Dihadapkan Bupati Magetan, mereka mengeluh anjlok harga telur ayam hingga Rp.19.000 perkilogram, sedang untuk mendapatkan keuntungan harga telur ayam seharusnya dijual dengan harga Rp.25.000 perkilogramnya.
Menurut peternak ayam petelur, Nur Muhamad Ali, selain harga telur yang anjlok, naiknya harga pakan dari Rp.450.000 perkarungan menjadi Rp.460.000 perkarung membuat peternak semakin merugi dan terancam gulung tikar.

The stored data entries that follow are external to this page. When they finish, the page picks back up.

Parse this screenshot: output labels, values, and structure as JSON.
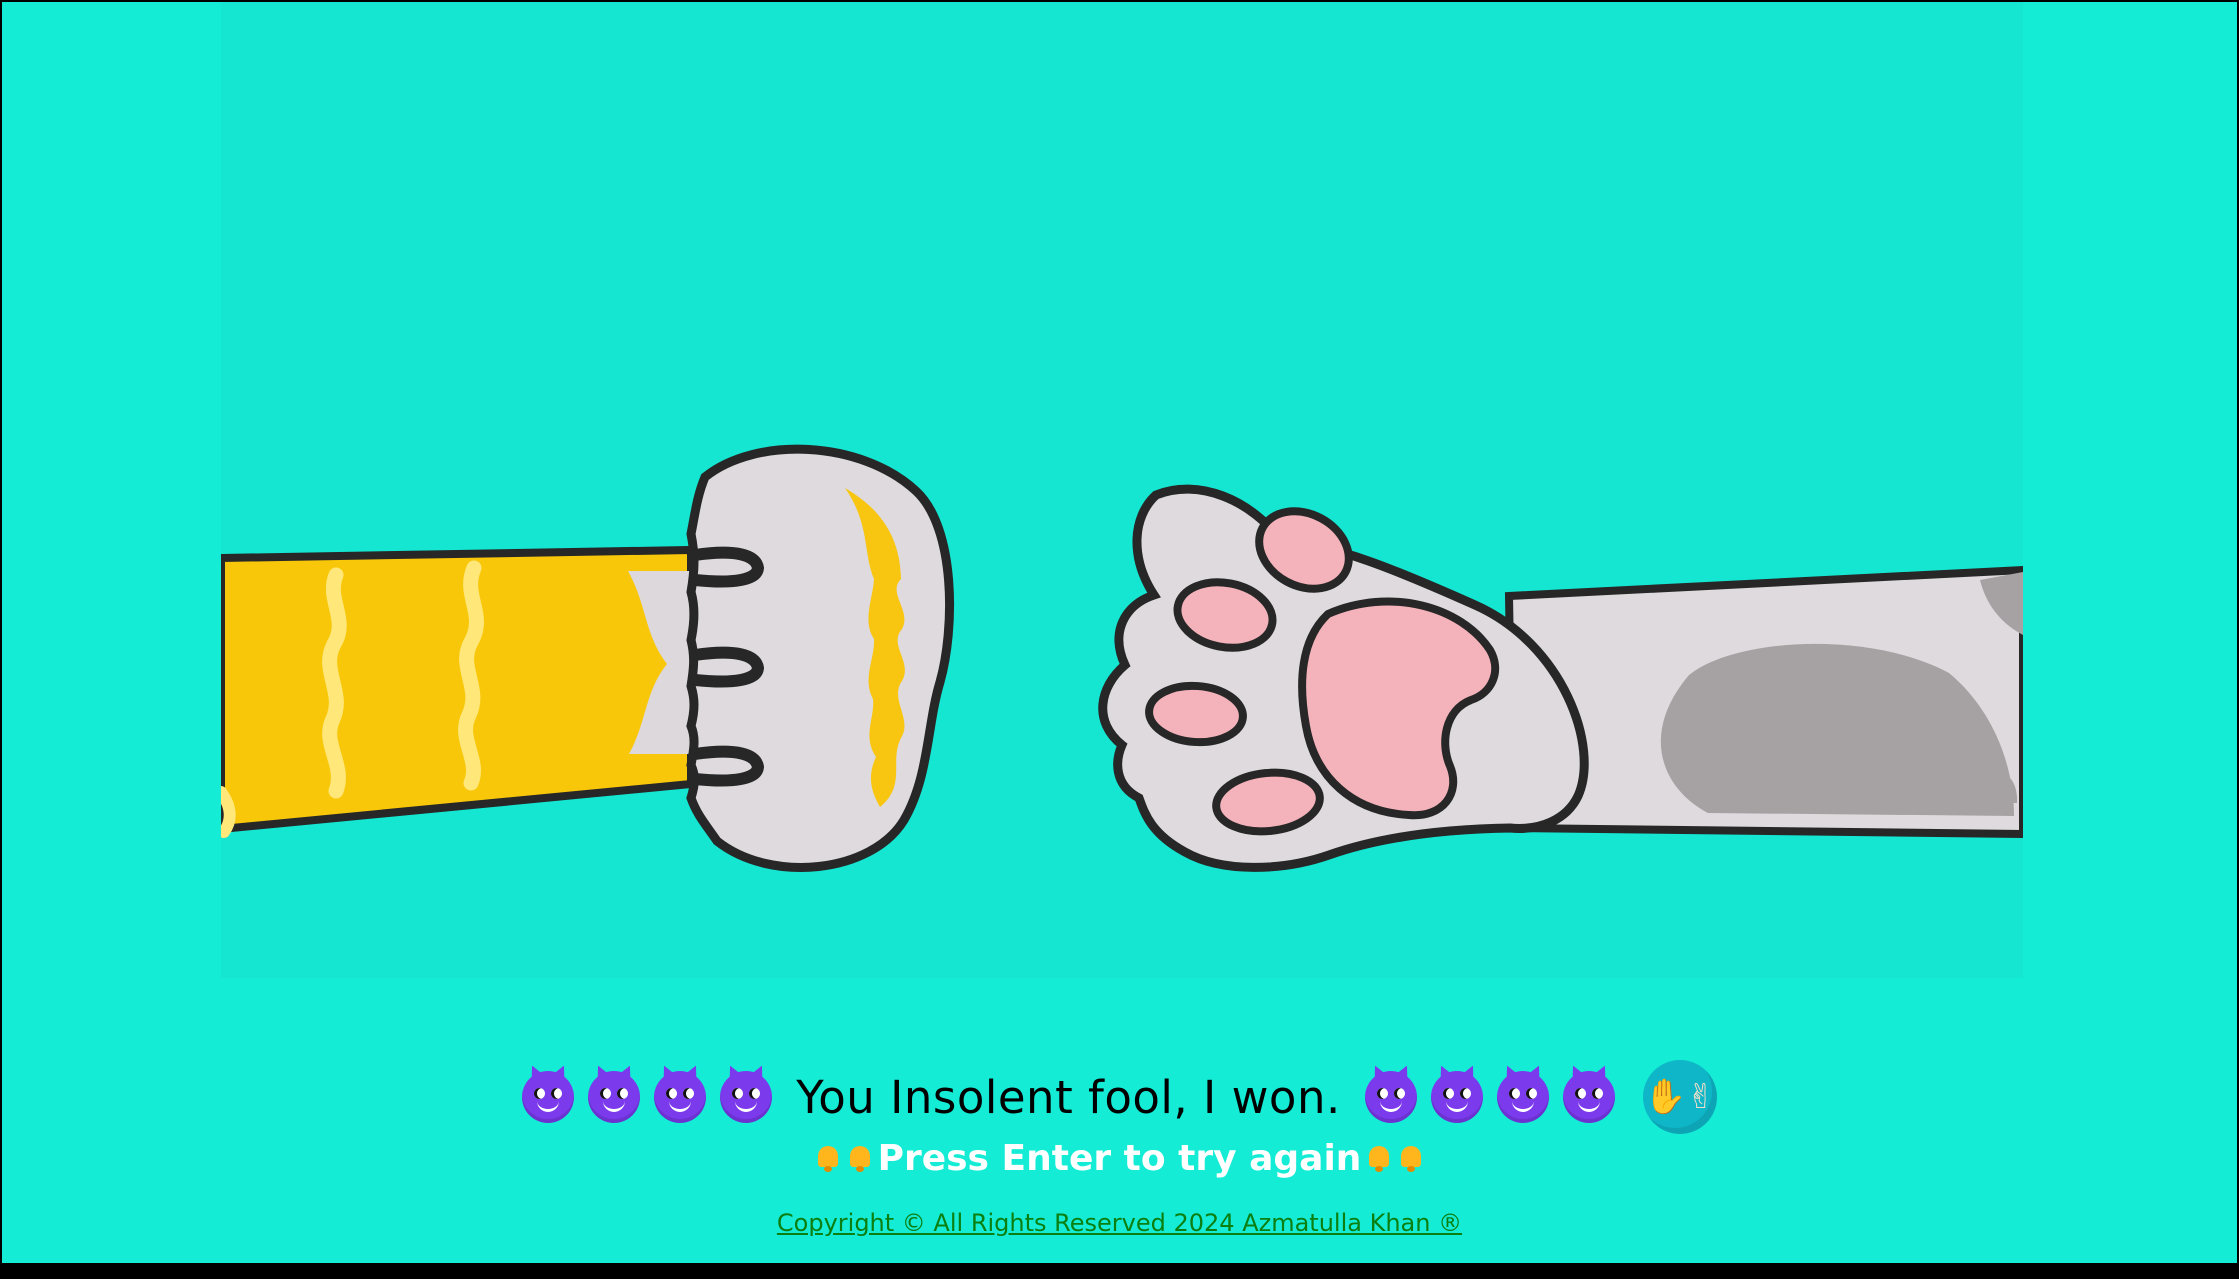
{
  "game": {
    "result_text": "You Insolent fool, I won.",
    "instruction_text": "Press Enter to try again",
    "copyright_text": "Copyright © All Rights Reserved 2024 Azmatulla Khan ®",
    "emoji_left_count": 4,
    "emoji_right_count": 4,
    "emoji_name": "smiling-face-with-horns",
    "hand_icon_name": "rock-paper-scissors-hands-icon",
    "bell_icon_name": "bell-icon"
  },
  "colors": {
    "background": "#14ecd6",
    "image_background": "#14e6d2",
    "text_primary": "#000000",
    "text_secondary": "#ffffff",
    "link": "#0b7f10",
    "emoji_purple": "#7c3aed",
    "bell_yellow": "#ffb51c",
    "hand_circle": "#0fb6c7"
  }
}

” Saat ini peternak hanya berharap kebijakan yang telah diterbitkan pemerintah pusat bisa segera diimplementasikan hingga ke tingkat daerah, agar harga telur kembali normal,” Ungkap Muhamad Ali.
Dalam pertemuan itu, peternak dan pemerintah daerah sepakat akan melakukan koordinasi dengan daerah penghasil telur lainnya, diantaranya kabupaten Blitar dan Kabupaten Malang sebagai sentral penghasil produksi telur, yang dinilai penting karena harga dari daerah tersebut sangat mempengaruhi kondisi harga telur di pasaran.
Sementara, Wakil Bupati Magetan, Suyatni Priasmoro, mengatakan, pihaknya akan berkoordinasi dengan Pemerintah Provinsi Jawa Timur bersama perwakilan peternak, Dinas Perdagangan dan Dinas Peternakan dari sentra produksi telur yaitu Magetan, Malang dan Blitar untuk membahas anjloknya harga telur di pasaran.
” Pertemuan atau audensi ini, sebagai upaya pemerintah daerah untuk mencari solusi anjloknya harga telur dan bisa membuat harga telur kembali stabil, demi keberlangsungan peternak kecil di kabupaten Magetan,” Tutur Wakil Bupati Magetan.